Reputation: 21
I have this dataset where there is a column named 'Discount' and the values are given as '20% off', '25% off' etc.
What i want is to keep just the number in the column and remove the % symbol and the 'off' string.
I'm using this formula to do it.
df['discount'] = df['discount'].apply(lambda x: x.lstrip('%').rstrip('off')
However, when i apply that formula, all the values in the column 'discount' becomes "nan".
I even used this formula as well,
df['discount'] = df['discount'].str.replace('off' , '')
However, this does the same thing.
Is there any other way of handling this?

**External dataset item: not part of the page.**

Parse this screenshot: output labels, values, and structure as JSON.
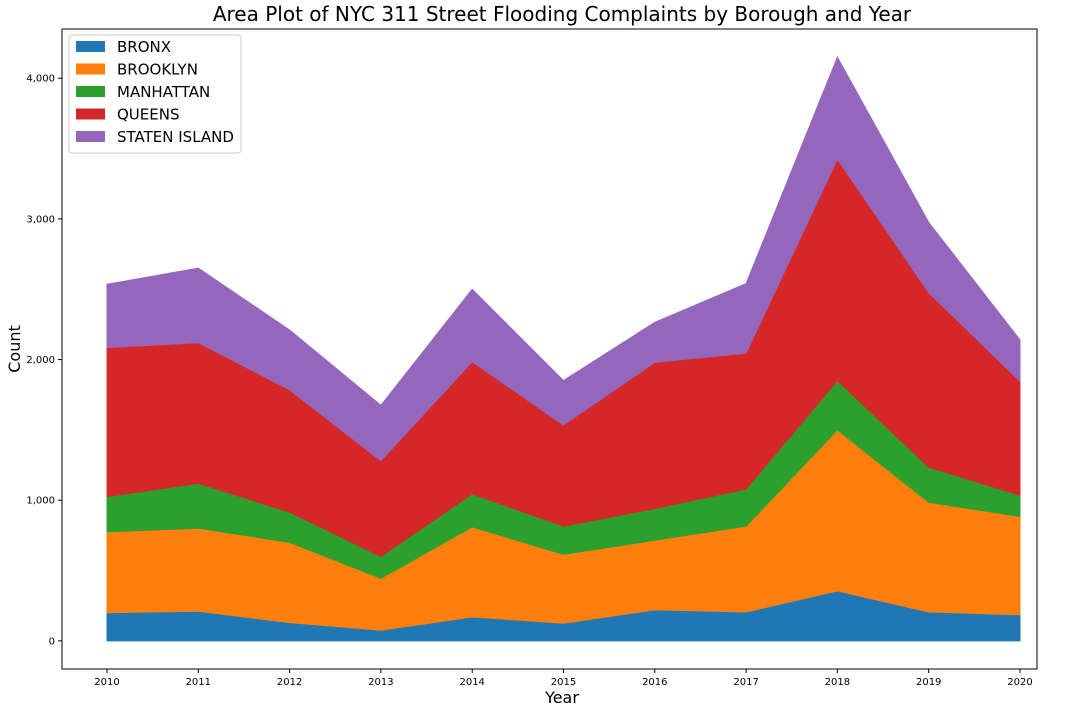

I just want to make all the values in that column to be just the number which is like 25, 20, 10 and get rid of that percentage sign and the string value.
Upvotes: 1
Views: 513
Reputation: 260380
If you have a fixed % off
suffix, the most efficient is to just remove the last 5 characters:
d['discount'] = d['discount'].str[:-5].astype(int)
Upvotes: 1
Reputation: 71
I came up with this solution:
d['discount'] = d['discount'].split("%")[0]
or as int:
d['discount'] = int(d['discount'].split("%")[0])
We chop the string in two pieces at the %-sign and then take the first part, the number.
Upvotes: 1
Reputation:
Try this:
d['discount'] = d['discount'].str.replace(r'(%|\s*off)', '', regex=True).astype(int)
Output:
>>> df
discount
0 20
1 25
Upvotes: 1